To make this fast you’d probably want to invert the red_scale and blue_scale multipliers so you could do an integer divide rather than convert to float and back - but you’d have to see which is quicker. Should be able to vdup them into all the uint8 lanes in a q register at the start of the loop and just reuse them. And be sure to do this in saturating math because overflow/underflow would ruin the result.

Oh, and I had some luck getting the compiler to vectorize your C code if it was rewritten to match the ASM code. That is, set a mask to either 0 or 0xff then and the mask with the source. Be sure to mark the function args as restrict to get this to work. The code was using d and q regs but seemed a bit sketchy otherwise, but it might be fast enough where you could avoid coding in ASM.

If you web-search for Zynq vision systems or Zynq vision processing, you will see that a number of companies and integrators use this for professional systems. Zynq from Xilinx is the processor of the RoboRIO.

So I think my take on this is …

You likely don’t need 640x480. It is almost as if that were taken into account when the vision targets were designed.

You likely don’t need 30 fps. Closing the loop with a slow-noisy sensor is far more challenging than a fast and less-noisy one. Some avoid challenges, but others double-down.

The latency of the image capture and processing is important to measure for any form of movement (robot or target). Knowing the latency is often good enough, minimizing this is of course good. If there isn’t much movement, it is far less important.

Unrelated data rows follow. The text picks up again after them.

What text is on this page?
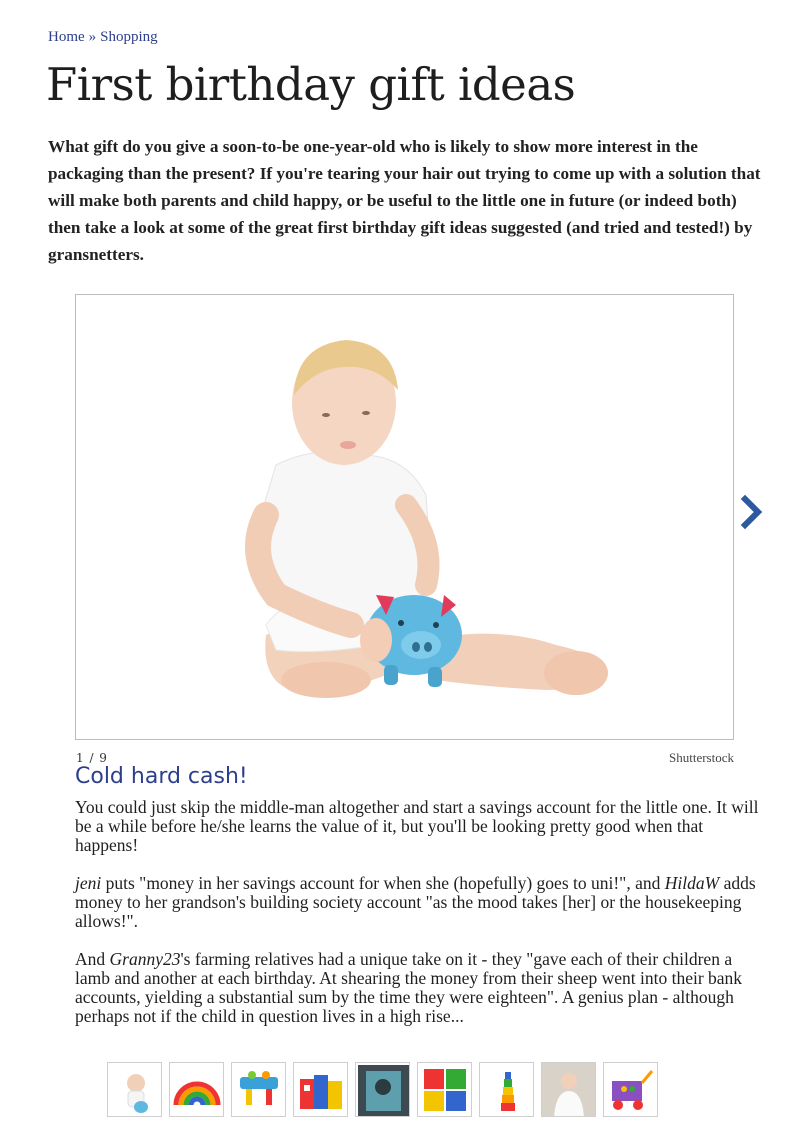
Home » Shopping
First birthday gift ideas

What gift do you give a soon-to-be one-year-old who is likely to show more interest in the packaging than the present? If you're tearing your hair out trying to come up with a solution that will make both parents and child happy, or be useful to the little one in future (or indeed both) then take a look at some of the great first birthday gift ideas suggested (and tried and tested!) by gransnetters.

1 / 9	Shutterstock
Cold hard cash!

You could just skip the middle-man altogether and start a savings account for the little one. It will be a while before he/she learns the value of it, but you'll be looking pretty good when that happens!

jeni puts "money in her savings account for when she (hopefully) goes to uni!", and HildaW adds money to her grandson's building society account "as the mood takes [her] or the housekeeping allows!".

And Granny23's farming relatives had a unique take on it - they "gave each of their children a lamb and another at each birthday. At shearing the money from their sheep went into their bank accounts, yielding a substantial sum by the time they were eighteen". A genius plan - although perhaps not if the child in question lives in a high rise...
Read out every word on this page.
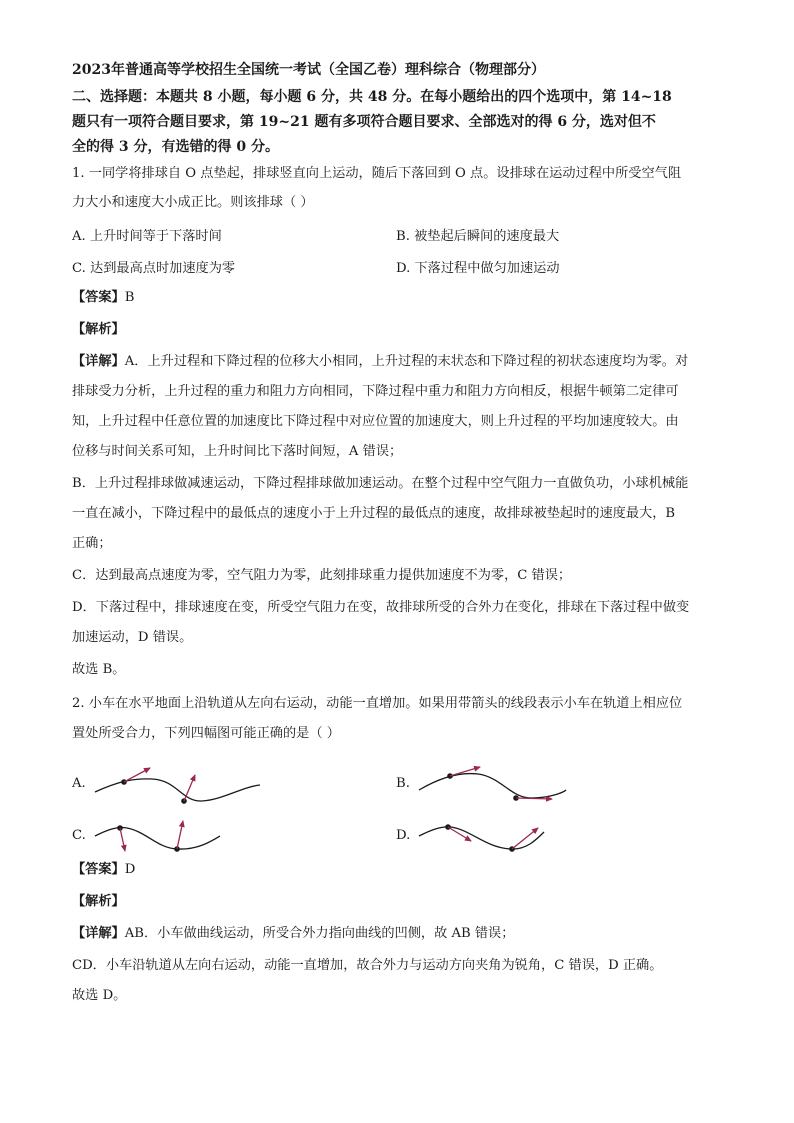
2023年普通高等学校招生全国统一考试（全国乙卷）理科综合（物理部分）
二、选择题：本题共 8 小题，每小题 6 分，共 48 分。在每小题给出的四个选项中，第 14~18
题只有一项符合题目要求，第 19~21 题有多项符合题目要求、全部选对的得 6 分，选对但不
全的得 3 分，有选错的得 0 分。
1. 一同学将排球自 O 点垫起，排球竖直向上运动，随后下落回到 O 点。设排球在运动过程中所受空气阻
力大小和速度大小成正比。则该排球（ ）
A. 上升时间等于下落时间	B. 被垫起后瞬间的速度最大
C. 达到最高点时加速度为零	D. 下落过程中做匀加速运动
【答案】B
【解析】
【详解】A．上升过程和下降过程的位移大小相同，上升过程的末状态和下降过程的初状态速度均为零。对
排球受力分析，上升过程的重力和阻力方向相同，下降过程中重力和阻力方向相反，根据牛顿第二定律可
知，上升过程中任意位置的加速度比下降过程中对应位置的加速度大，则上升过程的平均加速度较大。由
位移与时间关系可知，上升时间比下落时间短，A 错误；
B．上升过程排球做减速运动，下降过程排球做加速运动。在整个过程中空气阻力一直做负功，小球机械能
一直在减小，下降过程中的最低点的速度小于上升过程的最低点的速度，故排球被垫起时的速度最大，B
正确；
C．达到最高点速度为零，空气阻力为零，此刻排球重力提供加速度不为零，C 错误；
D．下落过程中，排球速度在变，所受空气阻力在变，故排球所受的合外力在变化，排球在下落过程中做变
加速运动，D 错误。
故选 B。
2. 小车在水平地面上沿轨道从左向右运动，动能一直增加。如果用带箭头的线段表示小车在轨道上相应位
置处所受合力，下列四幅图可能正确的是（ ）
A.	B.
C.	D.
【答案】D
【解析】
【详解】AB．小车做曲线运动，所受合外力指向曲线的凹侧，故 AB 错误；
CD．小车沿轨道从左向右运动，动能一直增加，故合外力与运动方向夹角为锐角，C 错误，D 正确。
故选 D。
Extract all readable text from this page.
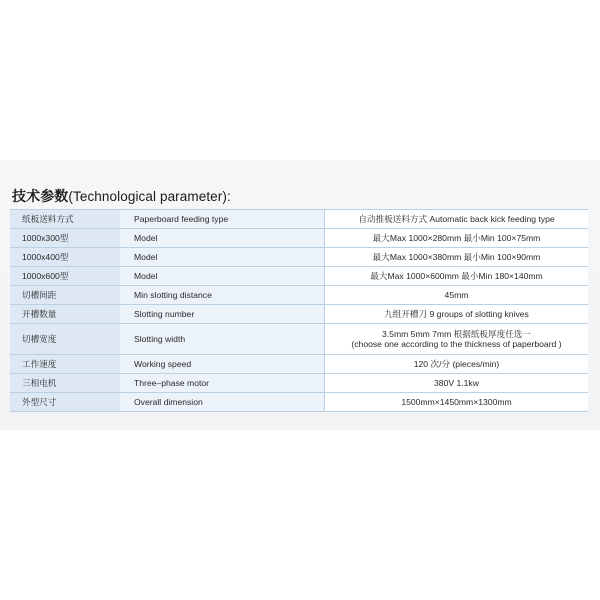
技术参数(Technological parameter):
纸板送料方式	Paperboard feeding type	自动推板送料方式 Automatic back kick feeding type

1000x300型	Model	最大Max 1000×280mm 最小Min 100×75mm

1000x400型	Model	最大Max 1000×380mm 最小Min 100×90mm

1000x600型	Model	最大Max 1000×600mm 最小Min 180×140mm

切槽间距	Min slotting distance	45mm

开槽数量	Slotting number	九组开槽刀 9 groups of slotting knives

切槽宽度	Slotting width	3.5mm 5mm 7mm 根据纸板厚度任选一
(choose one according to the thickness of paperboard )

工作速度	Working speed	120 次/分 (pieces/min)

三相电机	Three–phase motor	380V 1.1kw

外型尺寸	Overall dimension	1500mm×1450mm×1300mm
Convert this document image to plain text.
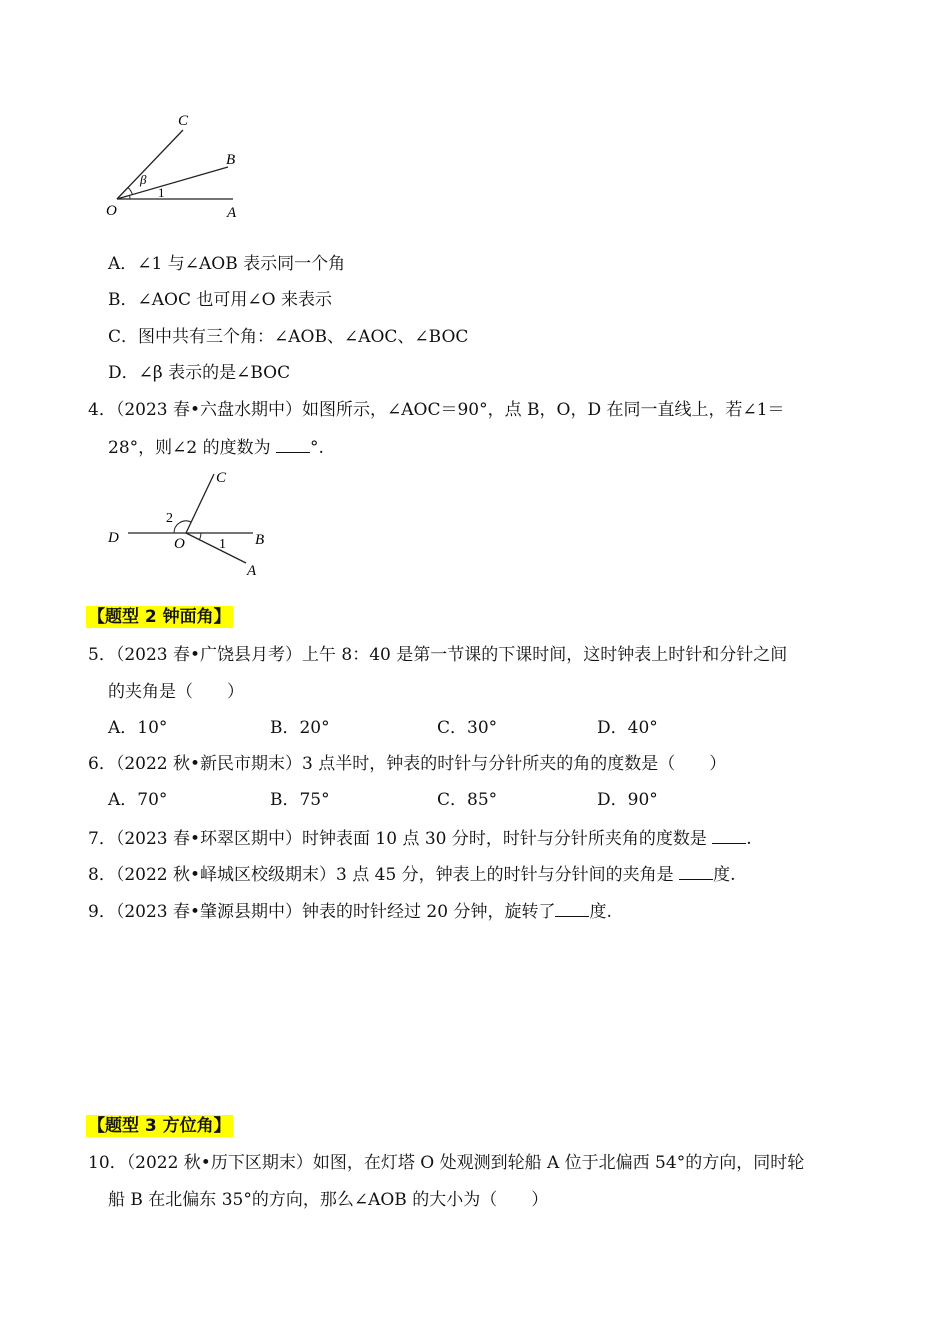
C
B
O	A
β
1
A．∠1 与∠AOB 表示同一个角
B．∠AOC 也可用∠O 来表示
C．图中共有三个角：∠AOB、∠AOC、∠BOC
D．∠β 表示的是∠BOC
4．（2023 春•六盘水期中）如图所示，∠AOC＝90°，点 B，O，D 在同一直线上，若∠1＝
28°，则∠2 的度数为 °.
C
D	O	B
A
2
1
【题型 2 钟面角】
5．（2023 春•广饶县月考）上午 8：40 是第一节课的下课时间，这时钟表上时针和分针之间
的夹角是（　　）
A．10°	B．20°	C．30°	D．40°
6．（2022 秋•新民市期末）3 点半时，钟表的时针与分针所夹的角的度数是（　　）
A．70°	B．75°	C．85°	D．90°
7．（2023 春•环翠区期中）时钟表面 10 点 30 分时，时针与分针所夹角的度数是 .
8．（2022 秋•峄城区校级期末）3 点 45 分，钟表上的时针与分针间的夹角是 度.
9．（2023 春•肇源县期中）钟表的时针经过 20 分钟，旋转了 度.
【题型 3 方位角】
10．（2022 秋•历下区期末）如图，在灯塔 O 处观测到轮船 A 位于北偏西 54°的方向，同时轮
船 B 在北偏东 35°的方向，那么∠AOB 的大小为（　　）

The vision challenge has many solutions. Jaci has shown, and I think the search results also show that many people are successful using Zync for vision. But this does take careful measurements and consideration of image capture and processing details.

By the way, folks typically go for color and color processing. This is easy to understand and teach, but it is worth pointing out that most industrial vision processing is done with monochrome captures.

Greg McKaskle

Can you explain the reason for this? Are the systems designed to be used with monochrome or is it just worked out until that’s all that’s necessary?